Госпожа Дюмушель была со мной учтива. Разумеется, невежество ее дочери вполне оправдывает принятое мною решение, хотя, в сущности, это не больше чем предлог. Устрой я ей еще одно испытание, Серафита чересчур умна, чтобы с ним не справиться, так что мне не следует подвергать себя риску оказаться в унизительном положении.
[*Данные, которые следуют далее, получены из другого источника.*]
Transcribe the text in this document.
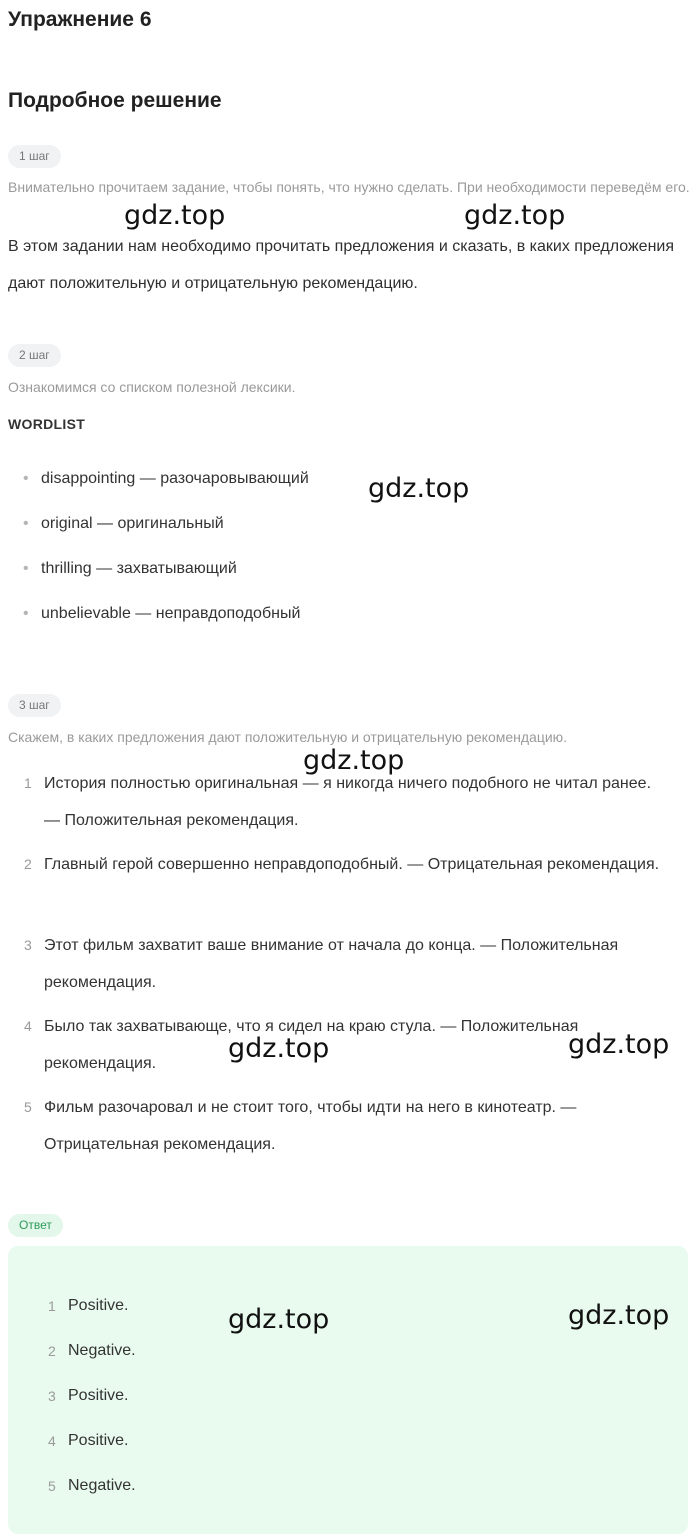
Упражнение 6
Подробное решение
1 шаг
Внимательно прочитаем задание, чтобы понять, что нужно сделать. При необходимости переведём его.
В этом задании нам необходимо прочитать предложения и сказать, в каких предложения дают положительную и отрицательную рекомендацию.
2 шаг
Ознакомимся со списком полезной лексики.
WORDLIST
• disappointing — разочаровывающий
• original — оригинальный
• thrilling — захватывающий
• unbelievable — неправдоподобный
3 шаг
Скажем, в каких предложения дают положительную и отрицательную рекомендацию.
1 История полностью оригинальная — я никогда ничего подобного не читал ранее. — Положительная рекомендация.
2 Главный герой совершенно неправдоподобный. — Отрицательная рекомендация.
3 Этот фильм захватит ваше внимание от начала до конца. — Положительная рекомендация.
4 Было так захватывающе, что я сидел на краю стула. — Положительная рекомендация.
5 Фильм разочаровал и не стоит того, чтобы идти на него в кинотеатр. — Отрицательная рекомендация.
Ответ
1 Positive.
2 Negative.
3 Positive.
4 Positive.
5 Negative.
gdz.top	gdz.top
gdz.top
gdz.top
gdz.top	gdz.top
gdz.top	gdz.top
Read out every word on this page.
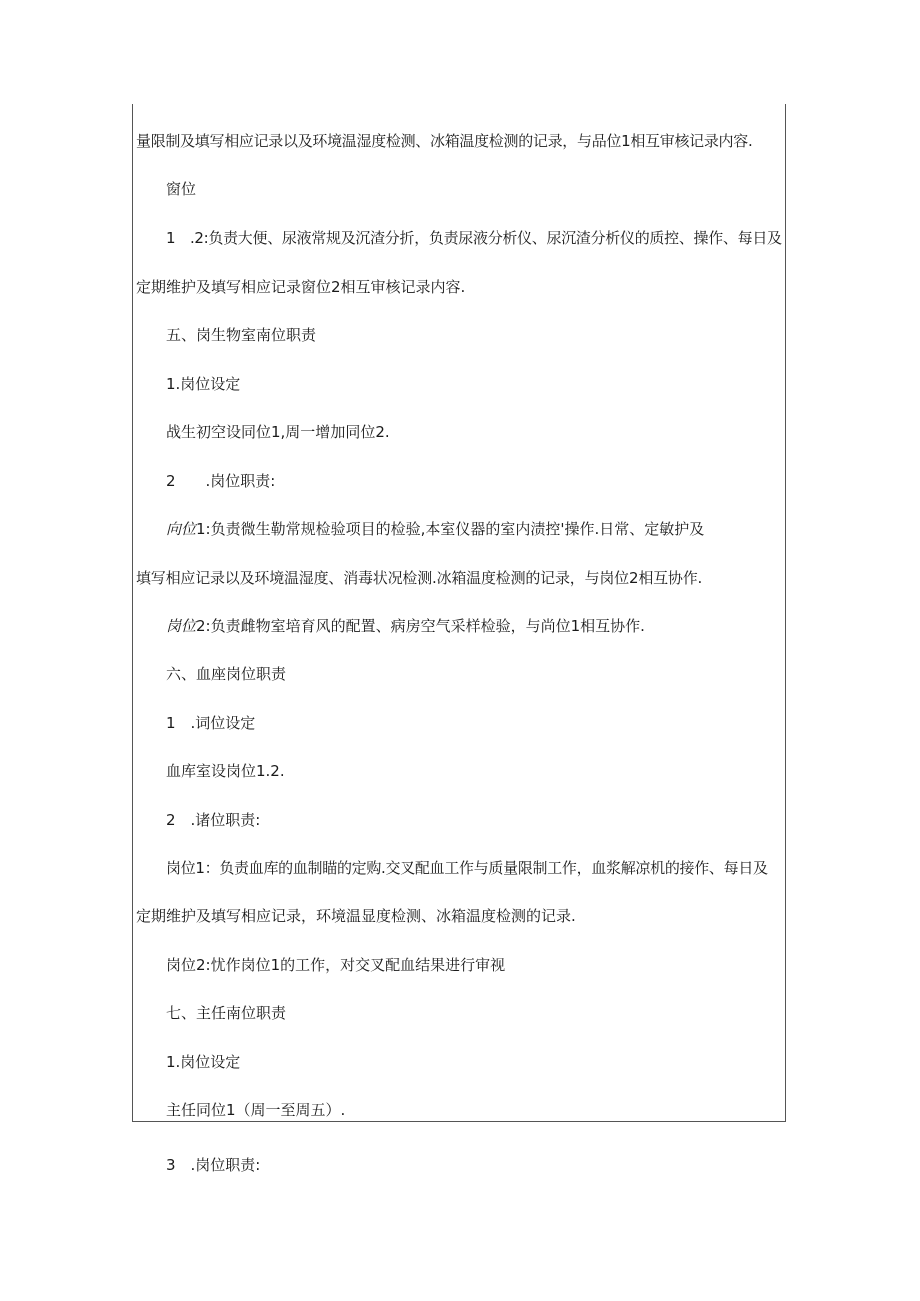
量限制及填写相应记录以及环境温湿度检测、冰箱温度检测的记录，与品位1相互审核记录内容.
窗位
1　.2:负责大便、尿液常规及沉渣分折，负责尿液分析仪、尿沉渣分析仪的质控、操作、每日及
定期维护及填写相应记录窗位2相互审核记录内容.
五、岗生物室南位职责
1.岗位设定
战生初空设同位1,周一增加同位2.
2　　.岗位职责:
向位1:负责微生勒常规检验项目的检验,本室仪器的室内渍控'操作.日常、定敏护及
填写相应记录以及环境温湿度、消毒状况检测.冰箱温度检测的记录，与岗位2相互协作.
岗位2:负责雌物室培育风的配置、病房空气采样检验，与尚位1相互协作.
六、血座岗位职责
1　.词位设定
血库室设岗位1.2.
2　.诸位职责:
岗位1：负责血库的血制瞄的定购.交叉配血工作与质量限制工作，血浆解凉机的接作、每日及
定期维护及填写相应记录，环境温显度检测、冰箱温度检测的记录.
岗位2:忧作岗位1的工作，对交叉配血结果进行审视
七、主任南位职责
1.岗位设定
主任同位1（周一至周五）.
3　.岗位职责:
Я постарался поэтому дать понять г-же Дюмушель, что ее дочь кажется мне не по возрасту развитой, преждевременно созревшей, за ней необходимо понаблюдать еще несколько недель. Она быстро нагонит других, а отсрочка послужит ей уроком и в любом случае принесет свои плоды.

Бедная женщина слушала меня вся красная от злости. Я видел, как злость приливает к ее щекам, к ее глазам. Мочки ее ушей стали пунцовыми.

— Девочка ничуть не хуже других, — наконец сказала она. — Ей хочется одного — чтобы ей дали возможность воспользоваться своим правом, большего она не просит.

Я ответил, что Серафита и правда прекрасно училась, но ее поведение, особенно ее манеры меня не устраивают.

— Какие еще манеры?

— Чересчур кокетливые, — ответил я.

Эти слова вывели ее из себя.

— Кокетливые! А вам-то что за дело! Кокетство не ваша забота. Кокетство! Надо же! Не хватало только, чтобы еще и священники совали свой нос куда ни попади. Вы уж не взыщите, господин кюре, но я считаю, слишком вы молоды рассуждать об этом, и вдобавок с девчонкой.

На этом мы и расстались. Дочка смирно ждала ее, сидя в пустой церкви. Через приоткрытую дверь мне были видны лица остальных девочек, я слышал их приглушенные смешки, — они наверняка отталкивали одна другую, чтобы увидеть, что делается в церкви. Серафита, рыдая, бросилась в объятия матери. Боюсь, она ломала комедию.